Friday, September 9, 2011

Worst threesome ever

Oh, the awkwardness of high school reunions. Being forced to make small talk with people you haven't seen in decades... getting hit on by old classmates who are like totally bald now... having old friends surreptitiously unzip your clothes... you know, all the normal stuff.



I think there's a reason we don't normally see Coldwater Creek ads on television.

Man: "Sooo... are you seeing anyone?"
Woman: "I'm married."


Boom! In your face, guy! Guy who has not at all been calculatedly paired to make this already quite-attractive-for-her-mid-40s woman look even better than she does by virtue of being balding and awkward!

Man: "Oh!"
Woman: "Yeah."
Man: "Lucky fella."
Woman: *chuckles patronizingly*


Why is either of them still standing there at this point? Really, why was this entire first exchange even necessary, other than to fill time?

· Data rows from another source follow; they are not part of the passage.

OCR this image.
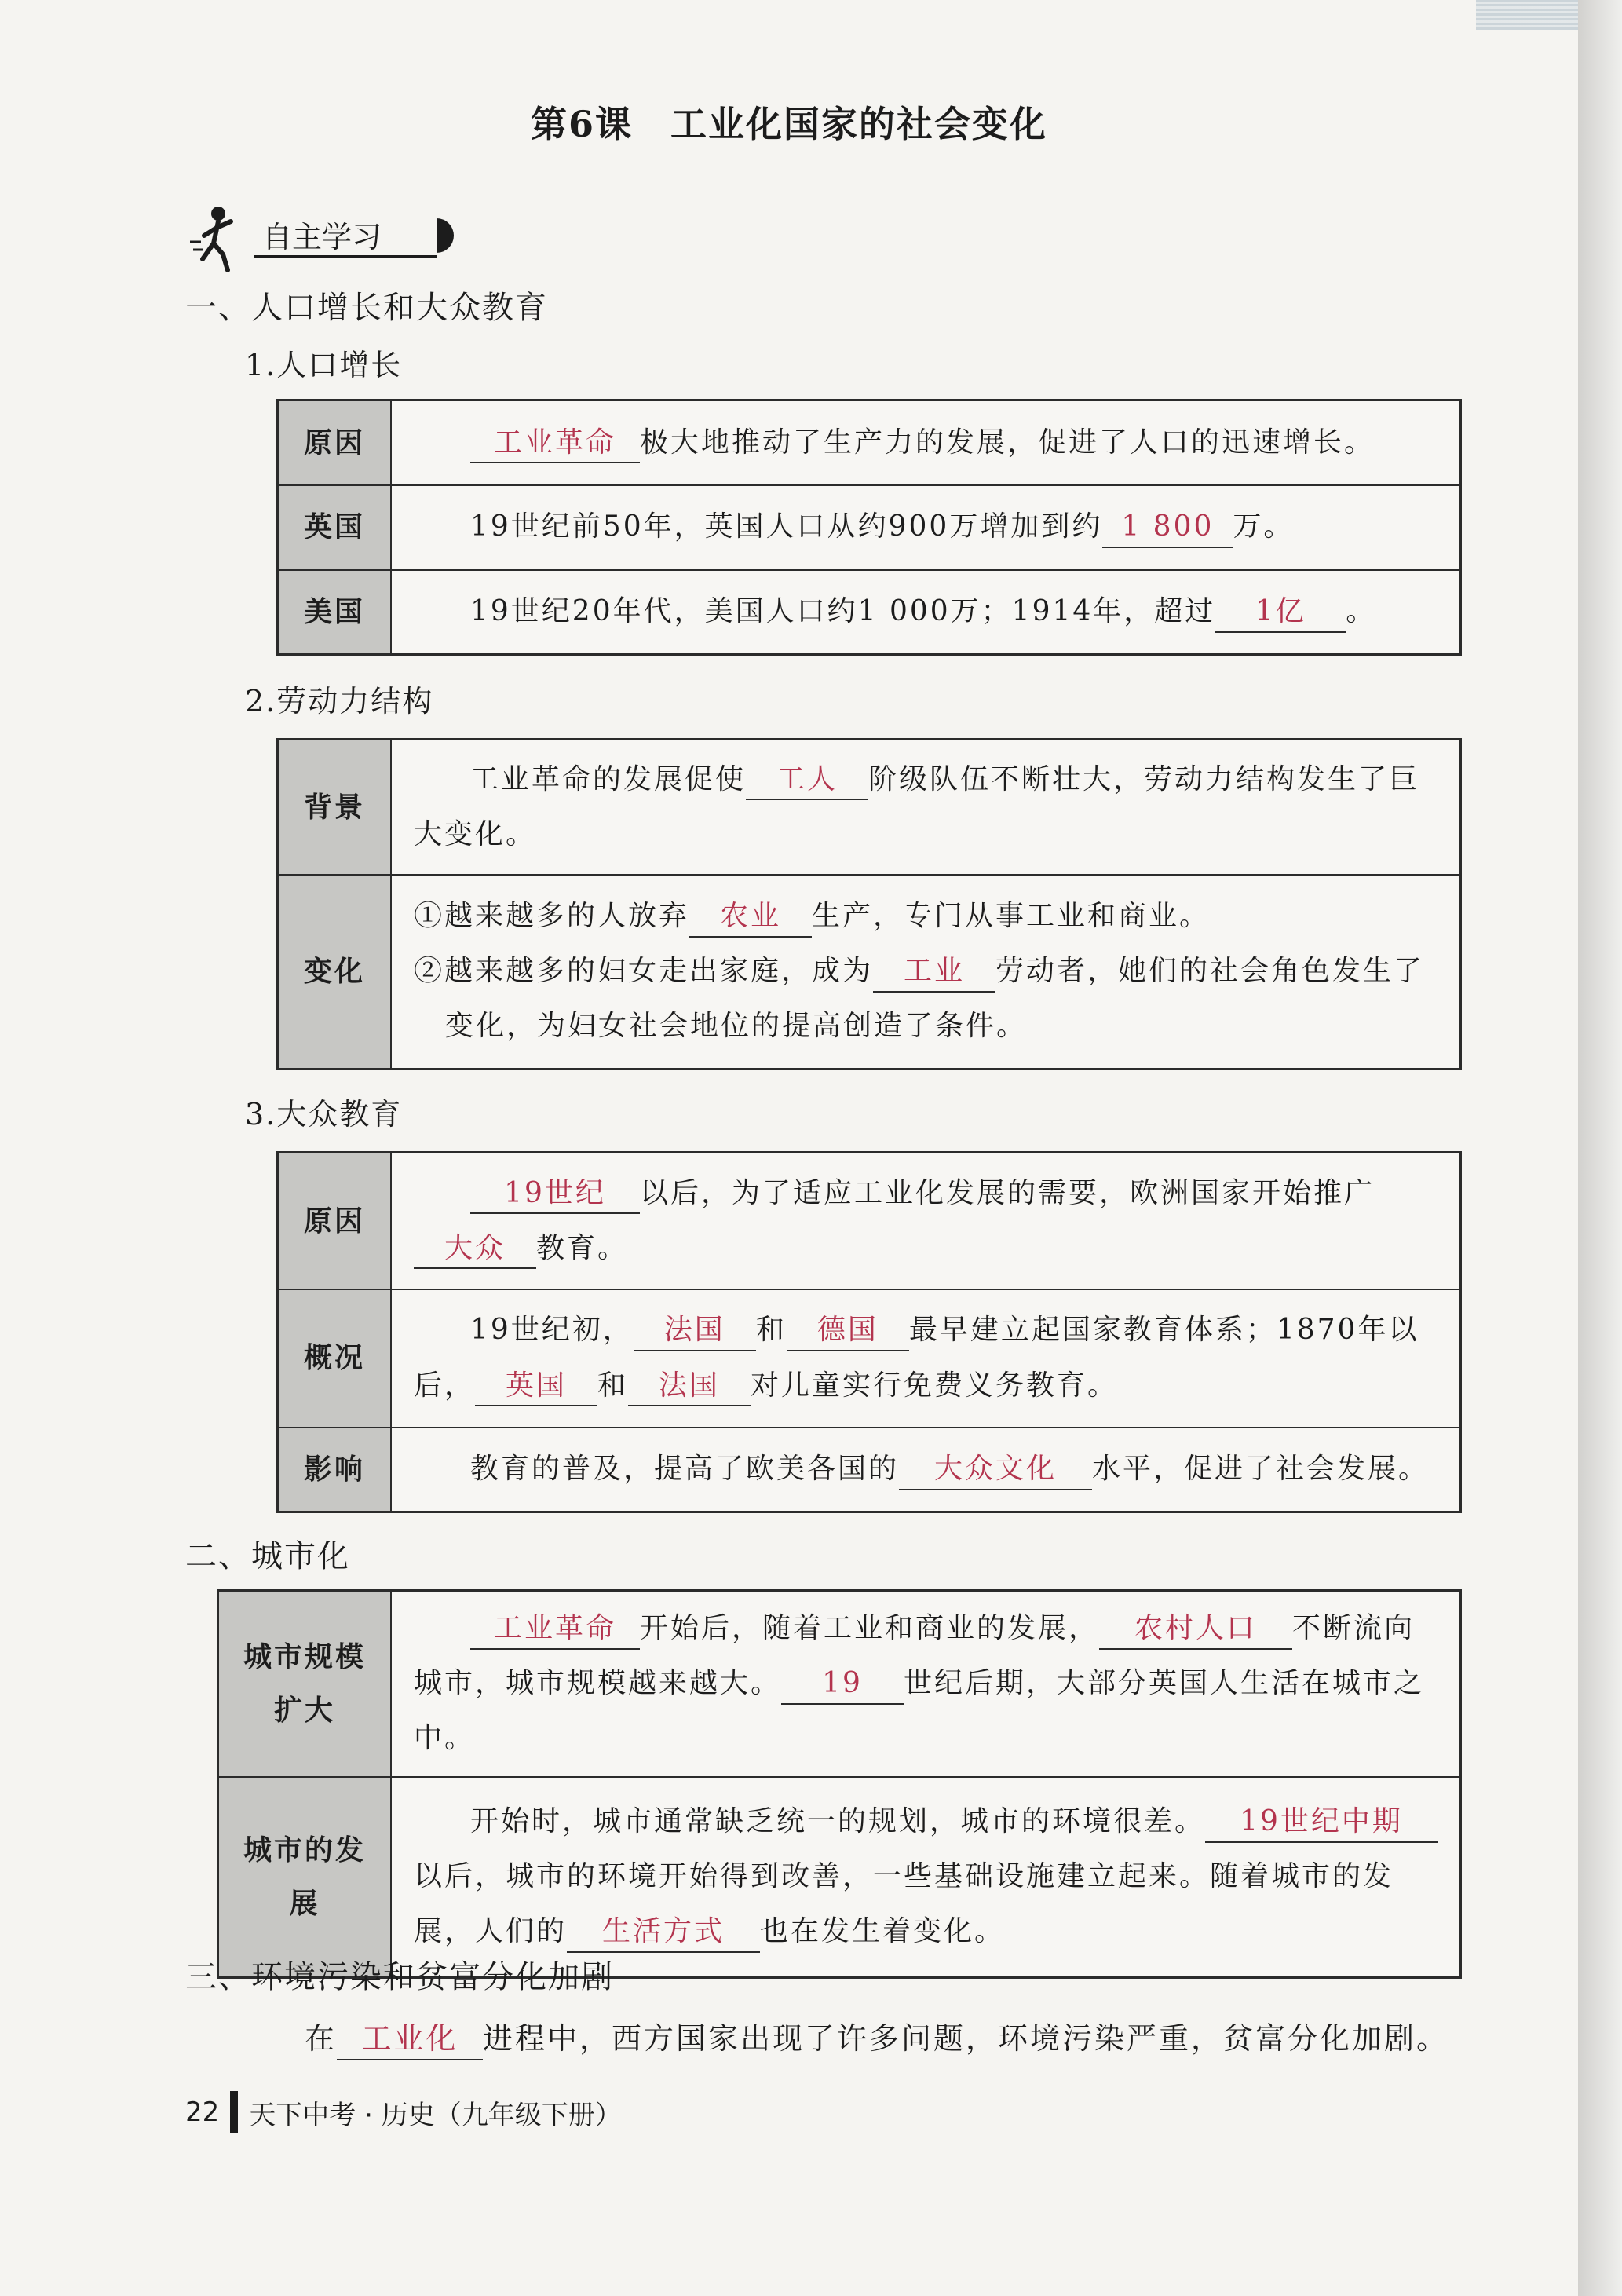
第6课　工业化国家的社会变化
自主学习
一、人口增长和大众教育
1.人口增长
原因	工业革命 极大地推动了生产力的发展，促进了人口的迅速增长。
英国	19世纪前50年，英国人口从约900万增加到约 1 800 万。
美国	19世纪20年代，美国人口约1 000万；1914年，超过 1亿 。
2.劳动力结构
背景	工业革命的发展促使 工人 阶级队伍不断壮大，劳动力结构发生了巨大变化。
变化	①越来越多的人放弃 农业 生产，专门从事工业和商业。
②越来越多的妇女走出家庭，成为 工业 劳动者，她们的社会角色发生了
变化，为妇女社会地位的提高创造了条件。
3.大众教育
原因	19世纪 以后，为了适应工业化发展的需要，欧洲国家开始推广大众 教育。
概况	19世纪初， 法国 和 德国 最早建立起国家教育体系；1870年以后， 英国 和 法国 对儿童实行免费义务教育。
影响	教育的普及，提高了欧美各国的 大众文化 水平，促进了社会发展。
二、城市化
城市规模扩大	工业革命 开始后，随着工业和商业的发展， 农村人口 不断流向城市，城市规模越来越大。 19 世纪后期，大部分英国人生活在城市之中。
城市的发展	开始时，城市通常缺乏统一的规划，城市的环境很差。 19世纪中期以后，城市的环境开始得到改善，一些基础设施建立起来。随着城市的发展，人们的 生活方式 也在发生着变化。
三、环境污染和贫富分化加剧
在 工业化 进程中，西方国家出现了许多问题，环境污染严重，贫富分化加剧。
22 天下中考 · 历史（九年级下册）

Woman 2: "Oh, my - Jennifer?"
Woman: "Elizabeth?"


"We're wearing nametags that identify us, so I'm not sure why we sound so shocked."

Woman 2: "You look amazing! And this dress, wow! It is so good to see you!"

Then, while distracting Woman 1 with her uncomfortably long hug and thoroughly pat small talk, Woman 2 fucking unzips Woman 1's dress so she can look at the tag to see what brand it is.

I mean, this isn't a thing that happens, right? No one would ever do this. And why would they? You could, you know, ASK WHAT BRAND THE DRESS IS. The person who bought it is right in front of you. Or is that an etiquette faux pas? Even if it is, is it more of an etiquette faux pas than unzipping someone's clothes while they're wearing them? I say no!

And then Woman 2 just walks away without saying anything else, while the guy stands there with a look on his face suggesting he's totally going to be using that hug as the starting point for some furious masturbation in his lonely Holiday Inn Express room later that night.

I guess the ad does an okay job of getting the brand across by the way it just plops it on the screen at the end there, but really this whole thing is just forced and uncomfortable, to say nothing of the fact that it seems like it was pulled directly from an unaired sitcom pilot from the year 1997. The overall pitch - "Hey, 40-something ladies, prepare to wow everyone at your 25th high school reunion" - makes sense enough, but could it have been executed more questionably? I doubt it.